Rolling on from last years attempt, I am (hopefully) going to read this shortlist in time for the 2018 announcement.
I am aware that this is probably old news by now, but if you wanted to know a bit more about this years shortlist, then you’ve come to the right place.
Lincoln in the Bardo, takes the tragic death of Abraham Lincoln’s son, Willie, during the Civil War, and combines it with a sense of magical realism, as he finds himself trapped in limbo. This version of limbo, named the Bardo, after the Tibetan Monk tradition, consists of ghosts, scrambling over young Willie’s soul. Although I have the kindle edition of this book, I have to point out how beautiful the hardcover is, with it’s marbled effect end papers. The concept is defiantly intriguing to me, and it’s probably the one I’m most excited to read.
This one follows fourteen year old Linda, who lives with her family on an ex-commune. Her parents mostly leave her to her own devices, and she struggles to fit in at school, until a new “perfect” family moves near by. Linda, begins to babysit for them, finding herself drawn into their family, a place she feels like she belongs. However, dark secrets threaten to boil over, Linda has to make a decision, one that may have devastating consequences for everyone. History of Wolves is a coming age story, that I have a feeling might just stick with you.
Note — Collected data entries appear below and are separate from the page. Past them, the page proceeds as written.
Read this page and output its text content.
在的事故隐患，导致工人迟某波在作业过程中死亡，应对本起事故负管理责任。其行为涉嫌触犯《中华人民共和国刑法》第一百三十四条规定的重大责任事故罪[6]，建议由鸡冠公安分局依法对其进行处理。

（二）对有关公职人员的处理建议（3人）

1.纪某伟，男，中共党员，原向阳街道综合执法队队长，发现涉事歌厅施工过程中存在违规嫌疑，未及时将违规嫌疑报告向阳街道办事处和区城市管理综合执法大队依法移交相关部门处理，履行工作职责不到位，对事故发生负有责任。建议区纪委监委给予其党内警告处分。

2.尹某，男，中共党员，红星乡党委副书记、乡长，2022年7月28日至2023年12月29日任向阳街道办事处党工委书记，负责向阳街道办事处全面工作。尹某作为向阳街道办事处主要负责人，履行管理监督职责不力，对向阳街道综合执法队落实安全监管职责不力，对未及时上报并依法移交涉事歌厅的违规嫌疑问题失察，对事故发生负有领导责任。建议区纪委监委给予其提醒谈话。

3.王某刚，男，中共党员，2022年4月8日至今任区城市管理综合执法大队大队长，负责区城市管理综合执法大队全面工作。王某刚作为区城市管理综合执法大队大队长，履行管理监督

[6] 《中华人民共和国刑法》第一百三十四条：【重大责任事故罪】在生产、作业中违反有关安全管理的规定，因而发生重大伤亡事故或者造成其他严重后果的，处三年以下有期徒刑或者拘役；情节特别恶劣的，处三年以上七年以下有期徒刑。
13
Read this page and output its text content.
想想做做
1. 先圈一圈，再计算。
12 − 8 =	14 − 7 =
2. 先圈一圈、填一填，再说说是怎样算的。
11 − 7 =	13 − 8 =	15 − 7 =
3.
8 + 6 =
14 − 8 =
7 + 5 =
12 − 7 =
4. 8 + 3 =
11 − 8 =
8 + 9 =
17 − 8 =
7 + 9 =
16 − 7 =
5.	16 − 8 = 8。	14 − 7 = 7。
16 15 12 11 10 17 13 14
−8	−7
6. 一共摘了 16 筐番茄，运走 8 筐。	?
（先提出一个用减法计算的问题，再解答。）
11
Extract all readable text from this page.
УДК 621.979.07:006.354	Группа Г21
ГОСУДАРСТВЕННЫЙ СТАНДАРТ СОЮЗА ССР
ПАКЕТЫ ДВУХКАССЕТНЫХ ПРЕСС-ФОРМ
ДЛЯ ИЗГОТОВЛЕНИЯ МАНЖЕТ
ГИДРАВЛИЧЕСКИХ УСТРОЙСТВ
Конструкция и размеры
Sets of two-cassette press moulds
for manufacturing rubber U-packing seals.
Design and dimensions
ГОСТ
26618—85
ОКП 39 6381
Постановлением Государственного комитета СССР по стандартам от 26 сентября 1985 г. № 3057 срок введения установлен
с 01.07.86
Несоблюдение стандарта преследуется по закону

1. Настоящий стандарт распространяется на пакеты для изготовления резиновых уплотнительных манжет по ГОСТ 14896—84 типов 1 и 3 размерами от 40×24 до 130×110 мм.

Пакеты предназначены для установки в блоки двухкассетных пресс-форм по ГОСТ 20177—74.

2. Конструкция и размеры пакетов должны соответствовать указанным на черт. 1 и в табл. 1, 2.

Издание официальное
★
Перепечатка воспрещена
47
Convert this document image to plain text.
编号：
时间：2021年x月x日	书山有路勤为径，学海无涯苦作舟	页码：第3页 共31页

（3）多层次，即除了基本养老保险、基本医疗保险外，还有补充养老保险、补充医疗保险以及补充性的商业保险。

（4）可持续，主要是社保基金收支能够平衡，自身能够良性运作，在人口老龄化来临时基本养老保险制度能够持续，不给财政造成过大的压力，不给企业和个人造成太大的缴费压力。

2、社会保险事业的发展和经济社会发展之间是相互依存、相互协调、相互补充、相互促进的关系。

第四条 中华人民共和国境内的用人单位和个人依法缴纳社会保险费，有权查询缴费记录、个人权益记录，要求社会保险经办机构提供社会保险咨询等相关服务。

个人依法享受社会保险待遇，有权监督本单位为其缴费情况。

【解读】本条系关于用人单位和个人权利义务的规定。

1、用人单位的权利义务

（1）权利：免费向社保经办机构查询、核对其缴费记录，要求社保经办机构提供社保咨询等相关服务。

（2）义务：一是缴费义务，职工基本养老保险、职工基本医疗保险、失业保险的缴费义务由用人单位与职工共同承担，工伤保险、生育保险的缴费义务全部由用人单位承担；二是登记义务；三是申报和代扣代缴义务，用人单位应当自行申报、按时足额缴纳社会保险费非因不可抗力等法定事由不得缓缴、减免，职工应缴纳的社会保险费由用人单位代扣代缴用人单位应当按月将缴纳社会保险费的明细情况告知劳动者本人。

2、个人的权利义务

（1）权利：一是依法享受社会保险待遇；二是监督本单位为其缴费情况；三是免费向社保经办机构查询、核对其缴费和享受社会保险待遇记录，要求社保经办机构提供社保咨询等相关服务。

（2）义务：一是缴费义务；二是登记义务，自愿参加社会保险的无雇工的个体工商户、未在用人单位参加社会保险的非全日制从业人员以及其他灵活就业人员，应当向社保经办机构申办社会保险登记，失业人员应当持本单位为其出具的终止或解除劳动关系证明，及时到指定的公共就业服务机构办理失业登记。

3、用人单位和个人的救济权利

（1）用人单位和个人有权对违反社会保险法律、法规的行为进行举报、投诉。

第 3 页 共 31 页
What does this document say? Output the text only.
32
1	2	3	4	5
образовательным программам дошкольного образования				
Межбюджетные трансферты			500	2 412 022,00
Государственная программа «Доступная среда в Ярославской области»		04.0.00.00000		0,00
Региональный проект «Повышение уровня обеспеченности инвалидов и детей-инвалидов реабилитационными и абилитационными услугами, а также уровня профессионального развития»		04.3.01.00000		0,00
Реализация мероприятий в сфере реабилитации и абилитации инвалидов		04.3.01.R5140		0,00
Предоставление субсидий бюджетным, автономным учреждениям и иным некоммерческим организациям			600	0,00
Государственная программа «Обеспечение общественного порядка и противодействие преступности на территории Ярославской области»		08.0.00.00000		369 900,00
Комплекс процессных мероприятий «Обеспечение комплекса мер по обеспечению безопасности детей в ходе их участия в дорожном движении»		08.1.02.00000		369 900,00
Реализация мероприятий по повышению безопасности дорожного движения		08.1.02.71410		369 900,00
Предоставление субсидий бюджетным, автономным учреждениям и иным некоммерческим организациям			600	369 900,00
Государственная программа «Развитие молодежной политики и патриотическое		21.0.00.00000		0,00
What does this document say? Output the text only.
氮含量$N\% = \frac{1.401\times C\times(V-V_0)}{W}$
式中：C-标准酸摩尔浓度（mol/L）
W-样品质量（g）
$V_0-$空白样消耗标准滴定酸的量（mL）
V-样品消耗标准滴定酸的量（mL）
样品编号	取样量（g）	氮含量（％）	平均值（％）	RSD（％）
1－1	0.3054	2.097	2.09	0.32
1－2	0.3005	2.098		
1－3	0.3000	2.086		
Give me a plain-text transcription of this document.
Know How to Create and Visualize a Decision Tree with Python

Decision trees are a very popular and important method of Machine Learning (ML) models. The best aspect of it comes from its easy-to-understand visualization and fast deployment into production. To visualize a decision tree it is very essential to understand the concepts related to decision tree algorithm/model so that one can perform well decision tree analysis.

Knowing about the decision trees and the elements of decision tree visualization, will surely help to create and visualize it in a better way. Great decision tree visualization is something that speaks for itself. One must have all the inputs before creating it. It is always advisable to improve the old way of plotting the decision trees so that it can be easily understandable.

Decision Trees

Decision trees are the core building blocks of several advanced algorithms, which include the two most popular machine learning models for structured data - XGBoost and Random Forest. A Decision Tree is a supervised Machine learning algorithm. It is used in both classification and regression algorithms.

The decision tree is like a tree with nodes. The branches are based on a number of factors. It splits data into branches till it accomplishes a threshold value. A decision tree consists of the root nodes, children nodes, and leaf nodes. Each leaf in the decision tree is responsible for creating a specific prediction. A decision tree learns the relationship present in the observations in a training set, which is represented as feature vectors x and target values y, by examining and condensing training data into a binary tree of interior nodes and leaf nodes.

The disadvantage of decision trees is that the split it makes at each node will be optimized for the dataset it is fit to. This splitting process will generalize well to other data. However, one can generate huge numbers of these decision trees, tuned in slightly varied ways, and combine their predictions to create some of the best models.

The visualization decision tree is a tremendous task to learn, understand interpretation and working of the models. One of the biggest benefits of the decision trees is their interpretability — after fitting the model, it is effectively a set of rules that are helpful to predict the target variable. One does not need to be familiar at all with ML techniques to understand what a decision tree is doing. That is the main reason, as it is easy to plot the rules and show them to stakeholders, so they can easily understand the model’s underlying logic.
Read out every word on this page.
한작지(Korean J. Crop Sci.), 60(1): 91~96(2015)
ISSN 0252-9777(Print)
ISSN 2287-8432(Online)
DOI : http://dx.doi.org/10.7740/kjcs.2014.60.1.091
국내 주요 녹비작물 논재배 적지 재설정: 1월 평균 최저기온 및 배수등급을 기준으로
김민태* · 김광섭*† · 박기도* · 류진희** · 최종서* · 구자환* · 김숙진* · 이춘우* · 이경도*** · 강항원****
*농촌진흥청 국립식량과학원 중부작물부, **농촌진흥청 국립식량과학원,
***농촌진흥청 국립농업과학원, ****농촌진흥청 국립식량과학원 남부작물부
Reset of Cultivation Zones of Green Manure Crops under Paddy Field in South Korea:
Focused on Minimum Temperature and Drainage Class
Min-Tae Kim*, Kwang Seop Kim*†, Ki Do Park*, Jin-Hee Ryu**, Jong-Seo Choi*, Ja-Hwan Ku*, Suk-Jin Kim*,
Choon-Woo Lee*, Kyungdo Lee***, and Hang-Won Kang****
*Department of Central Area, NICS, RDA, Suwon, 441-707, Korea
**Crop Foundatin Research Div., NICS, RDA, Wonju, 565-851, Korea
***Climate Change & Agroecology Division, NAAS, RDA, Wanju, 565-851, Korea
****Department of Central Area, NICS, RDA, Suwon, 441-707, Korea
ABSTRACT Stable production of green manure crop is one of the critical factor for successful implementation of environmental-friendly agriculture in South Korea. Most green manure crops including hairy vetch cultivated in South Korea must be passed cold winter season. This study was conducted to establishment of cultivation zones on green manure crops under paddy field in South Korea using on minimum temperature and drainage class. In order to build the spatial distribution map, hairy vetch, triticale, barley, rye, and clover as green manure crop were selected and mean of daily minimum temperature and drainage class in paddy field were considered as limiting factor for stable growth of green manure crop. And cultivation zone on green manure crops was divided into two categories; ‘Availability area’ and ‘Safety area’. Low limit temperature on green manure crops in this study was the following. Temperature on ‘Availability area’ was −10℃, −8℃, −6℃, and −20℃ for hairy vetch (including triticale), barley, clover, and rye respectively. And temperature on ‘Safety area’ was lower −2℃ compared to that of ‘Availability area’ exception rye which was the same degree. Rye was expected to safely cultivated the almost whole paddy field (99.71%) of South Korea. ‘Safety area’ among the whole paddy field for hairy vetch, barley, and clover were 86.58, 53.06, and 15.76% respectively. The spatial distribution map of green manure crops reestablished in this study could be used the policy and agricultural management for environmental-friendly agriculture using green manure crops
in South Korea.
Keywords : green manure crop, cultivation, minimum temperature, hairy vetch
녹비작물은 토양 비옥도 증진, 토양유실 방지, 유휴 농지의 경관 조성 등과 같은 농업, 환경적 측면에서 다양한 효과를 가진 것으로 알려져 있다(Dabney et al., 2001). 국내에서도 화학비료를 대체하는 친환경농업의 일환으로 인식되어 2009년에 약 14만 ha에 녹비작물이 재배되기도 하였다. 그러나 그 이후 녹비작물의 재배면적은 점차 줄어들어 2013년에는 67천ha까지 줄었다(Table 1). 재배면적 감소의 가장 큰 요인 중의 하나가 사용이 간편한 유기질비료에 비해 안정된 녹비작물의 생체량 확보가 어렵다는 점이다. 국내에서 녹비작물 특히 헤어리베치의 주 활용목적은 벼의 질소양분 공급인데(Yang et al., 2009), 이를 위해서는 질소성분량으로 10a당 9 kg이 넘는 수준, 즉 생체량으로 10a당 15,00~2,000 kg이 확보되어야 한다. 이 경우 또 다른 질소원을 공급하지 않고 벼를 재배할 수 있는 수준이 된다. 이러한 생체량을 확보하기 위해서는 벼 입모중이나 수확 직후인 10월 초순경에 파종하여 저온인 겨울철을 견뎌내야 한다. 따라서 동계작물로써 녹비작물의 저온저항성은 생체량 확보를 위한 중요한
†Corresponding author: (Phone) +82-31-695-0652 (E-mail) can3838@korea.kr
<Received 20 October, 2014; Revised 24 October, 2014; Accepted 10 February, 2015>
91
The first book of Smith’s Seasonal series, Autumn, and to be honest with you I have no idea what this is about. I have read the GoodReads summary, and I still don’t understand, which could either be a really good thing, because it give me no expectations. However, this could also mean that it had very little to boast in terms of plot, I guess we’ll just have to see. On a much more positive note, I like the concept of a “seasonal” series of books, and I do think that it has a lot of potential to be a rather beautiful quartet, but only time will tell if Smith manages to pull it off. Fingers crossed!
Moving swiftly on, already halfway through the shortlist, we reach Elmet, a contemporary, coming-of-age story set against the backdrop of Yorkshire. We follow a father and his two children, who live a rather rural, wild, but free lifestyle. Narrated by Daniel, who lives with his father and sister in an idyllic country cottage, it becomes apparent that the freedom of their life, and childhood, cannot last forever. There seems to be a focus on familial bonds, but can this family bend with the changes that are about tone forced upon them or will they break under the pressure?
Without a doubt 4321 is the most intimidating due to the sheer size of this beast. At a mammoth 921 pages, this is easily the most lengthy book on the shortlist this year. On March 3, 1947, Archibald Issac Ferguson is born, but this book doesn’t just follow him. No, 4321, follows four different versions of this character. Each version of Archibald has an identical DNA makeup, but go on to make their own decisions, leaving them to lead very different lives. I’m defiantly intrigued by this premise but I am a little nervous that it’ll be similar to Midnight’s Children another Man Booker contender, one which I really did not enjoy. Fingers crossed!
And finally we read the last book to make the shortlist this year. Mohsin Hamid tells the story of Nadia and Saeed, two people who meet, both living in turbulent times, in a country that’s on the brink of civil war. Against the odds they fall for each other, but with the world around them falling into war it seems that all is lost. Until the doors being to whisk people away. So, yes, Exit West does have an element of magical realism, but as with all magic, it demands a price. Not only does this book seem to be a diverse read, but it also has that extra element of magic, though I don’t suspect that it will be a main focus.
And those are the six books that make up the Man Booker shortlist for 2017!
Have you read any of these books, and what did you think? If you haven’t, which one appeals to you the most?